I couldn’t cope—with the fact that she seemed alert and strong considering the week her body had endured. I sat in the chair by her bed and clutched her hand.

My grandmother and I had a unique relationship. She’d called me “hard to get to know” once when I was younger. By all accounts, I had grown into the woman she might’ve been had she not married and had children. In the 1940’s, she moved from a small farm in Ohio to Arizona—an independent spirit that her World War II era eventually broke. She would marry my grandfather three months after their first date, a blind date. She would give birth to two sons. She would play the wife and mother for years, even though she worked full-time and refused to be stay-at-home mom.

Years later, my grandmother and I would enjoy some adventures. I would drive her down from Bowling Green, Ohio to her hometown of Nevada to see her brothers and sisters. We would drive all over Ohio, our own version of Thelma and Louise. I was easy-going and laid back and never minded her telling me where to turn or how to drive. She could tell me things that she had done—like mow her own lawn—and I never chastized her. My father and my cousin were more parental in their concern for her.  My cousin was the closest thing my grandmother had had to a daughter, and they would bicker and battle, so like each other in itchier, feistier ways. 

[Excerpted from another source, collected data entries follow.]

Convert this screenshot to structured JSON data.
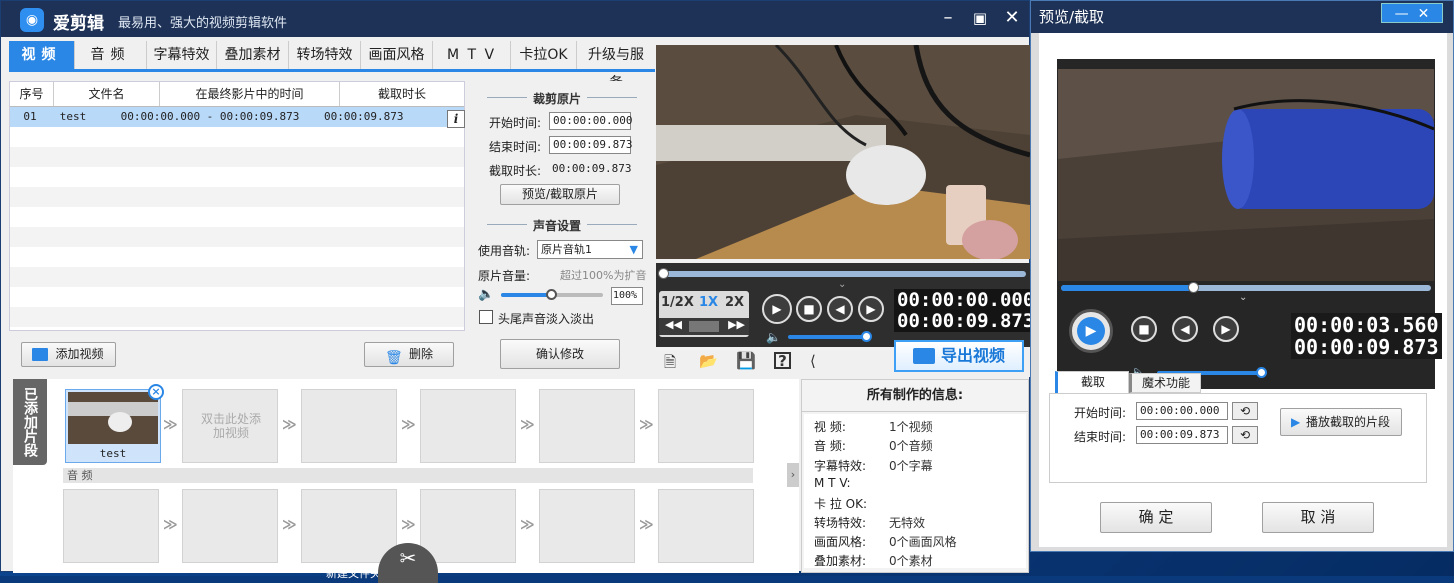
{
  "app": {
    "name": "爱剪辑",
    "slogan": "最易用、强大的视频剪辑软件"
  },
  "tabs": [
    "视频",
    "音频",
    "字幕特效",
    "叠加素材",
    "转场特效",
    "画面风格",
    "M T V",
    "卡拉OK",
    "升级与服务"
  ],
  "table": {
    "headers": [
      "序号",
      "文件名",
      "在最终影片中的时间",
      "截取时长"
    ],
    "rows": [
      {
        "index": "01",
        "name": "test",
        "range": "00:00:00.000 - 00:00:09.873",
        "duration": "00:00:09.873"
      }
    ]
  },
  "buttons": {
    "add_video": "添加视频",
    "delete": "删除",
    "preview_cut": "预览/截取原片",
    "confirm": "确认修改",
    "export": "导出视频"
  },
  "cut": {
    "title": "裁剪原片",
    "start_label": "开始时间:",
    "start": "00:00:00.000",
    "end_label": "结束时间:",
    "end": "00:00:09.873",
    "dur_label": "截取时长:",
    "dur": "00:00:09.873"
  },
  "sound": {
    "title": "声音设置",
    "track_label": "使用音轨:",
    "track": "原片音轨1",
    "vol_label": "原片音量:",
    "vol_hint": "超过100%为扩音",
    "vol_value": "100%",
    "volume_level": 0.5,
    "fade_label": "头尾声音淡入淡出"
  },
  "player": {
    "speeds": [
      "1/2X",
      "1X",
      "2X"
    ],
    "time_current": "00:00:00.000",
    "time_total": "00:00:09.873",
    "progress": 0.0
  },
  "timeline": {
    "side_label": "已添加片段",
    "clip_name": "test",
    "empty_hint": "双击此处添加视频",
    "audio_label": "音 频",
    "remove": "×"
  },
  "info": {
    "title": "所有制作的信息:",
    "rows": [
      {
        "k": "视 频:",
        "v": "1个视频"
      },
      {
        "k": "音 频:",
        "v": "0个音频"
      },
      {
        "k": "字幕特效:",
        "v": "0个字幕"
      },
      {
        "k": "M T V:",
        "v": ""
      },
      {
        "k": "卡 拉 OK:",
        "v": ""
      },
      {
        "k": "转场特效:",
        "v": "无特效"
      },
      {
        "k": "画面风格:",
        "v": "0个画面风格"
      },
      {
        "k": "叠加素材:",
        "v": "0个素材"
      }
    ]
  },
  "preview": {
    "title": "预览/截取",
    "time_current": "00:00:03.560",
    "time_total": "00:00:09.873",
    "progress": 0.36,
    "tabs": [
      "截取",
      "魔术功能"
    ],
    "start_label": "开始时间:",
    "start": "00:00:00.000",
    "end_label": "结束时间:",
    "end": "00:00:09.873",
    "play_cut": "播放截取的片段",
    "ok": "确 定",
    "cancel": "取 消"
  },
  "desktop": {
    "label": "新建文件夹"
  },
  "colors": {
    "accent": "#2a87e6",
    "titlebar": "#1d3256"
  }
}
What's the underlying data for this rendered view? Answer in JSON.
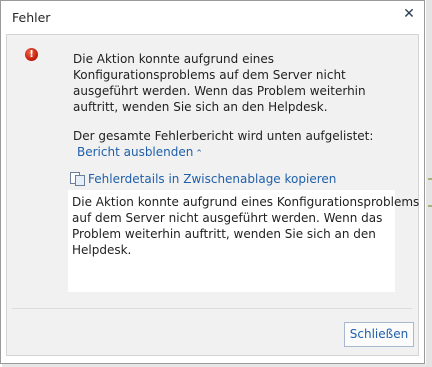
{
  "dialog": {
    "title": "Fehler",
    "close_glyph": "✕",
    "error_glyph": "!",
    "message_lines": [
      "Die Aktion konnte aufgrund eines",
      "Konfigurationsproblems auf dem Server nicht",
      "ausgeführt werden. Wenn das Problem weiterhin",
      "auftritt, wenden Sie sich an den Helpdesk."
    ],
    "report_summary": "Der gesamte Fehlerbericht wird unten aufgelistet:",
    "toggle_report_label": "Bericht ausblenden",
    "toggle_chevron": "⌃",
    "copy_details_label": "Fehlerdetails in Zwischenablage kopieren",
    "details_lines": [
      "Die Aktion konnte aufgrund eines Konfigurationsproblems",
      "auf dem Server nicht ausgeführt werden. Wenn das",
      "Problem weiterhin auftritt, wenden Sie sich an den",
      "Helpdesk."
    ],
    "close_button_label": "Schließen"
  },
  "colors": {
    "link": "#1f5fa9",
    "panel_background": "#f1f1f1",
    "error_red": "#c8200e"
  }
}
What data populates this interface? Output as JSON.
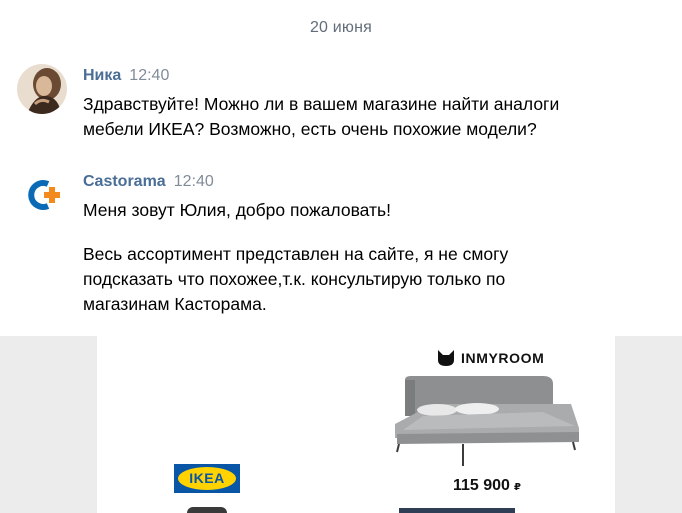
{
  "date_separator": "20 июня",
  "messages": [
    {
      "author": "Ника",
      "time": "12:40",
      "lines": [
        "Здравствуйте! Можно ли в вашем магазине найти аналоги",
        "мебели ИКЕА? Возможно, есть очень похожие модели?"
      ]
    },
    {
      "author": "Castorama",
      "time": "12:40",
      "lines": [
        "Меня зовут Юлия, добро пожаловать!"
      ],
      "lines2": [
        "Весь ассортимент представлен на сайте, я не смогу",
        "подсказать что похожее,т.к. консультирую только по",
        "магазинам Касторама."
      ]
    }
  ],
  "promo": {
    "left_brand": "IKEA",
    "right_brand": "INMYROOM",
    "price": "115 900",
    "currency": "₽"
  },
  "colors": {
    "author": "#4a6e96",
    "castorama_blue": "#0a6ab6",
    "castorama_orange": "#f28a1e",
    "ikea_blue": "#0a56a6",
    "ikea_yellow": "#ffd200"
  }
}
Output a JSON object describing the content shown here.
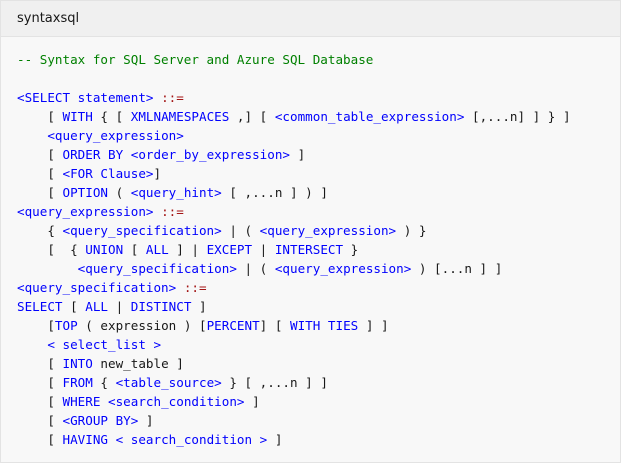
{
  "colors": {
    "comment": "#008000",
    "keyword": "#0101fd",
    "operator": "#a31515",
    "plain": "#171717",
    "header_bg": "#f0f0f0",
    "code_bg": "#f8f8f8"
  },
  "code_block": {
    "language_label": "syntaxsql",
    "lines": [
      [
        {
          "t": "c",
          "s": "-- Syntax for SQL Server and Azure SQL Database"
        }
      ],
      [
        {
          "t": "p",
          "s": ""
        }
      ],
      [
        {
          "t": "k",
          "s": "<SELECT statement>"
        },
        {
          "t": "p",
          "s": " "
        },
        {
          "t": "o",
          "s": "::="
        }
      ],
      [
        {
          "t": "p",
          "s": "    [ "
        },
        {
          "t": "k",
          "s": "WITH"
        },
        {
          "t": "p",
          "s": " { [ "
        },
        {
          "t": "k",
          "s": "XMLNAMESPACES"
        },
        {
          "t": "p",
          "s": " ,] [ "
        },
        {
          "t": "k",
          "s": "<common_table_expression>"
        },
        {
          "t": "p",
          "s": " [,...n] ] } ]"
        }
      ],
      [
        {
          "t": "p",
          "s": "    "
        },
        {
          "t": "k",
          "s": "<query_expression>"
        }
      ],
      [
        {
          "t": "p",
          "s": "    [ "
        },
        {
          "t": "k",
          "s": "ORDER BY"
        },
        {
          "t": "p",
          "s": " "
        },
        {
          "t": "k",
          "s": "<order_by_expression>"
        },
        {
          "t": "p",
          "s": " ]"
        }
      ],
      [
        {
          "t": "p",
          "s": "    [ "
        },
        {
          "t": "k",
          "s": "<FOR Clause>"
        },
        {
          "t": "p",
          "s": "]"
        }
      ],
      [
        {
          "t": "p",
          "s": "    [ "
        },
        {
          "t": "k",
          "s": "OPTION"
        },
        {
          "t": "p",
          "s": " ( "
        },
        {
          "t": "k",
          "s": "<query_hint>"
        },
        {
          "t": "p",
          "s": " [ ,...n ] ) ]"
        }
      ],
      [
        {
          "t": "k",
          "s": "<query_expression>"
        },
        {
          "t": "p",
          "s": " "
        },
        {
          "t": "o",
          "s": "::="
        }
      ],
      [
        {
          "t": "p",
          "s": "    { "
        },
        {
          "t": "k",
          "s": "<query_specification>"
        },
        {
          "t": "p",
          "s": " | ( "
        },
        {
          "t": "k",
          "s": "<query_expression>"
        },
        {
          "t": "p",
          "s": " ) }"
        }
      ],
      [
        {
          "t": "p",
          "s": "    [  { "
        },
        {
          "t": "k",
          "s": "UNION"
        },
        {
          "t": "p",
          "s": " [ "
        },
        {
          "t": "k",
          "s": "ALL"
        },
        {
          "t": "p",
          "s": " ] | "
        },
        {
          "t": "k",
          "s": "EXCEPT"
        },
        {
          "t": "p",
          "s": " | "
        },
        {
          "t": "k",
          "s": "INTERSECT"
        },
        {
          "t": "p",
          "s": " }"
        }
      ],
      [
        {
          "t": "p",
          "s": "        "
        },
        {
          "t": "k",
          "s": "<query_specification>"
        },
        {
          "t": "p",
          "s": " | ( "
        },
        {
          "t": "k",
          "s": "<query_expression>"
        },
        {
          "t": "p",
          "s": " ) [...n ] ]"
        }
      ],
      [
        {
          "t": "k",
          "s": "<query_specification>"
        },
        {
          "t": "p",
          "s": " "
        },
        {
          "t": "o",
          "s": "::="
        }
      ],
      [
        {
          "t": "k",
          "s": "SELECT"
        },
        {
          "t": "p",
          "s": " [ "
        },
        {
          "t": "k",
          "s": "ALL"
        },
        {
          "t": "p",
          "s": " | "
        },
        {
          "t": "k",
          "s": "DISTINCT"
        },
        {
          "t": "p",
          "s": " ]"
        }
      ],
      [
        {
          "t": "p",
          "s": "    ["
        },
        {
          "t": "k",
          "s": "TOP"
        },
        {
          "t": "p",
          "s": " ( expression ) ["
        },
        {
          "t": "k",
          "s": "PERCENT"
        },
        {
          "t": "p",
          "s": "] [ "
        },
        {
          "t": "k",
          "s": "WITH TIES"
        },
        {
          "t": "p",
          "s": " ] ]"
        }
      ],
      [
        {
          "t": "p",
          "s": "    "
        },
        {
          "t": "k",
          "s": "< select_list >"
        }
      ],
      [
        {
          "t": "p",
          "s": "    [ "
        },
        {
          "t": "k",
          "s": "INTO"
        },
        {
          "t": "p",
          "s": " new_table ]"
        }
      ],
      [
        {
          "t": "p",
          "s": "    [ "
        },
        {
          "t": "k",
          "s": "FROM"
        },
        {
          "t": "p",
          "s": " { "
        },
        {
          "t": "k",
          "s": "<table_source>"
        },
        {
          "t": "p",
          "s": " } [ ,...n ] ]"
        }
      ],
      [
        {
          "t": "p",
          "s": "    [ "
        },
        {
          "t": "k",
          "s": "WHERE"
        },
        {
          "t": "p",
          "s": " "
        },
        {
          "t": "k",
          "s": "<search_condition>"
        },
        {
          "t": "p",
          "s": " ]"
        }
      ],
      [
        {
          "t": "p",
          "s": "    [ "
        },
        {
          "t": "k",
          "s": "<GROUP BY>"
        },
        {
          "t": "p",
          "s": " ]"
        }
      ],
      [
        {
          "t": "p",
          "s": "    [ "
        },
        {
          "t": "k",
          "s": "HAVING"
        },
        {
          "t": "p",
          "s": " "
        },
        {
          "t": "k",
          "s": "< search_condition >"
        },
        {
          "t": "p",
          "s": " ]"
        }
      ]
    ]
  }
}
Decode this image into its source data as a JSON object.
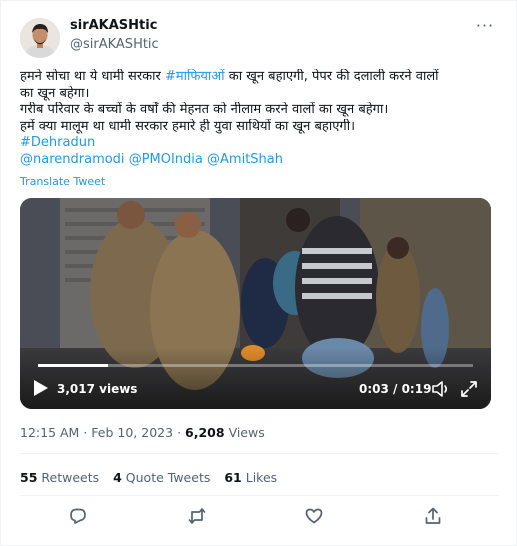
{
  "author": {
    "display_name": "sirAKASHtic",
    "handle": "@sirAKASHtic"
  },
  "tweet": {
    "line1_pre": "हमने सोचा था ये धामी सरकार ",
    "line1_hashtag": "#माफियाओं",
    "line1_post": " का खून बहाएगी, पेपर की दलाली करने वालों",
    "line2": "का खून बहेगा।",
    "line3": "गरीब परिवार के बच्चों के वर्षों की मेहनत को नीलाम करने वालों का खून बहेगा।",
    "line4": "हमें क्या मालूम था धामी सरकार हमारे ही युवा साथियों का खून बहाएगी।",
    "hashtag": "#Dehradun",
    "mention1": "@narendramodi",
    "mention2": "@PMOIndia",
    "mention3": "@AmitShah",
    "translate": "Translate Tweet"
  },
  "video": {
    "views": "3,017 views",
    "time": "0:03 / 0:19",
    "progress": 0.16
  },
  "meta": {
    "time": "12:15 AM",
    "sep": "·",
    "date": "Feb 10, 2023",
    "views_count": "6,208",
    "views_label": "Views"
  },
  "stats": {
    "retweets_count": "55",
    "retweets_label": "Retweets",
    "quotes_count": "4",
    "quotes_label": "Quote Tweets",
    "likes_count": "61",
    "likes_label": "Likes"
  },
  "icons": {
    "more": "more-icon",
    "reply": "reply-icon",
    "retweet": "retweet-icon",
    "like": "heart-icon",
    "share": "share-icon",
    "play": "play-icon",
    "volume": "volume-icon",
    "fullscreen": "fullscreen-icon"
  },
  "colors": {
    "accent": "#1d9bf0",
    "text": "#0f1419",
    "secondary": "#536471"
  }
}
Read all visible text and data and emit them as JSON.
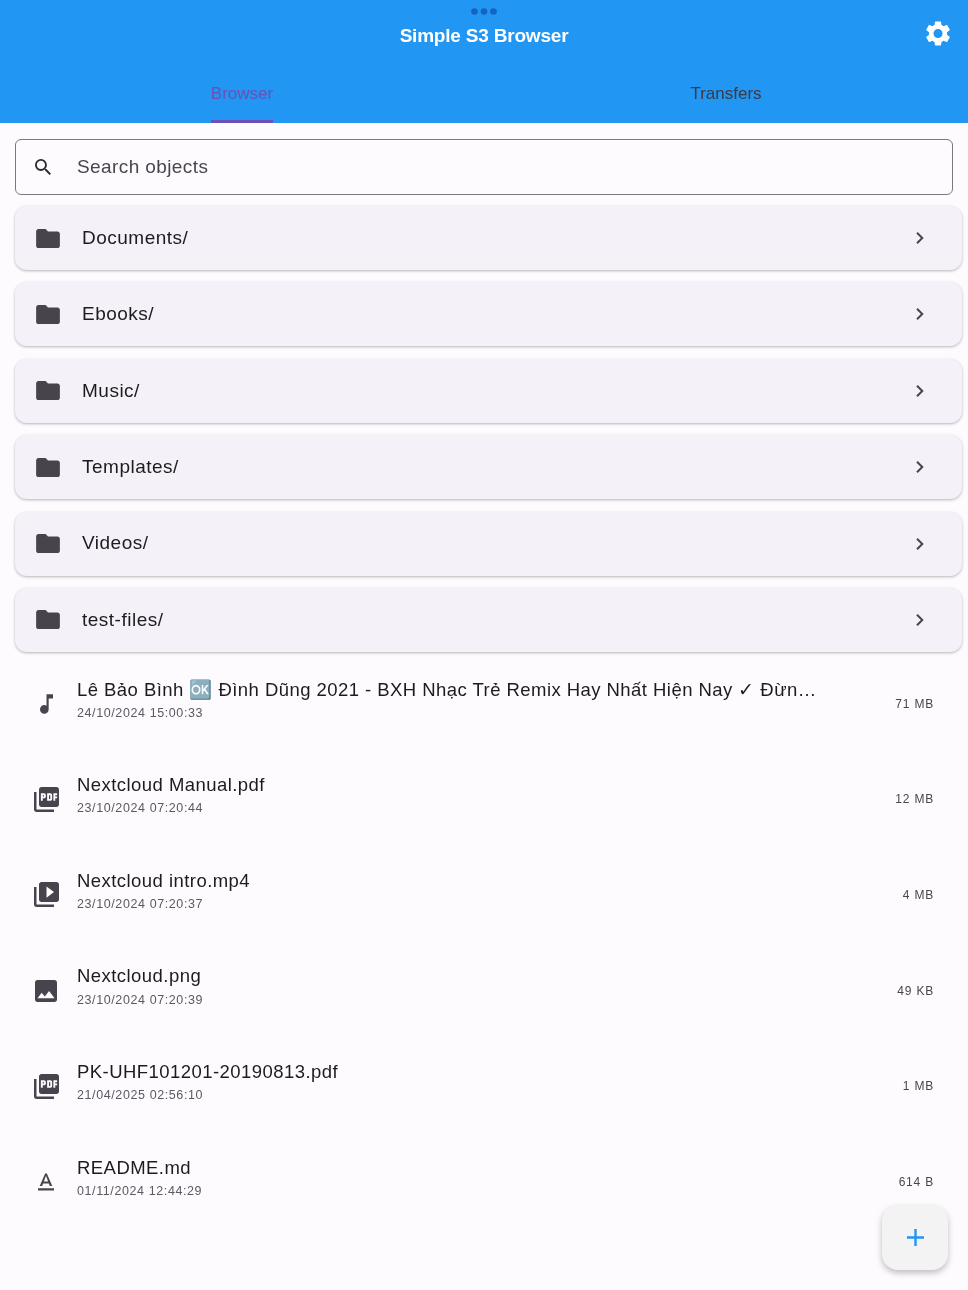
{
  "app_bar": {
    "title": "Simple S3 Browser"
  },
  "tabs": [
    {
      "label": "Browser",
      "selected": true
    },
    {
      "label": "Transfers",
      "selected": false
    }
  ],
  "search": {
    "placeholder": "Search objects"
  },
  "folders": [
    {
      "name": "Documents/"
    },
    {
      "name": "Ebooks/"
    },
    {
      "name": "Music/"
    },
    {
      "name": "Templates/"
    },
    {
      "name": "Videos/"
    },
    {
      "name": "test-files/"
    }
  ],
  "files": [
    {
      "kind": "audio",
      "name": "Lê Bảo Bình 🆗 Đình Dũng 2021 - BXH Nhạc Trẻ Remix Hay Nhất Hiện Nay ✓ Đừn…",
      "date": "24/10/2024 15:00:33",
      "size": "71 MB"
    },
    {
      "kind": "pdf",
      "name": "Nextcloud Manual.pdf",
      "date": "23/10/2024 07:20:44",
      "size": "12 MB"
    },
    {
      "kind": "video",
      "name": "Nextcloud intro.mp4",
      "date": "23/10/2024 07:20:37",
      "size": "4 MB"
    },
    {
      "kind": "image",
      "name": "Nextcloud.png",
      "date": "23/10/2024 07:20:39",
      "size": "49 KB"
    },
    {
      "kind": "pdf",
      "name": "PK-UHF101201-20190813.pdf",
      "date": "21/04/2025 02:56:10",
      "size": "1 MB"
    },
    {
      "kind": "text",
      "name": "README.md",
      "date": "01/11/2024 12:44:29",
      "size": "614 B"
    }
  ]
}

My grandma and I, on the other hand, were kindreds in our indomitable independence, though neither of us ever put that into words.

And, so, when I held her hand at her hospice bedside, I had no words for the question she asked me. My parents had left. My uncle had left. I had wanted a few more minutes with her before I left for the night.

Suddenly, she seemed especially lucid, her blue eyes focused onto my brown ones, and she asked me the question that haunts me almost a year to the day later.

“When will I be released?” she asked, her eyes wide and childlike.

My knees shook, nausea tingled in my stomach, and I held her hand even tighter.

“I don’t know,” I said, my breathing hard. “I think in a couple of days.”

I thought my lie might help her sleep that night; I would not sleep at all.

She would come to accept that she was in hospice care, and I would be able to tell her that I loved her and how much she meant to me.

But, the lie lingers, even now--one of those moments in life that change you—for good and for bad.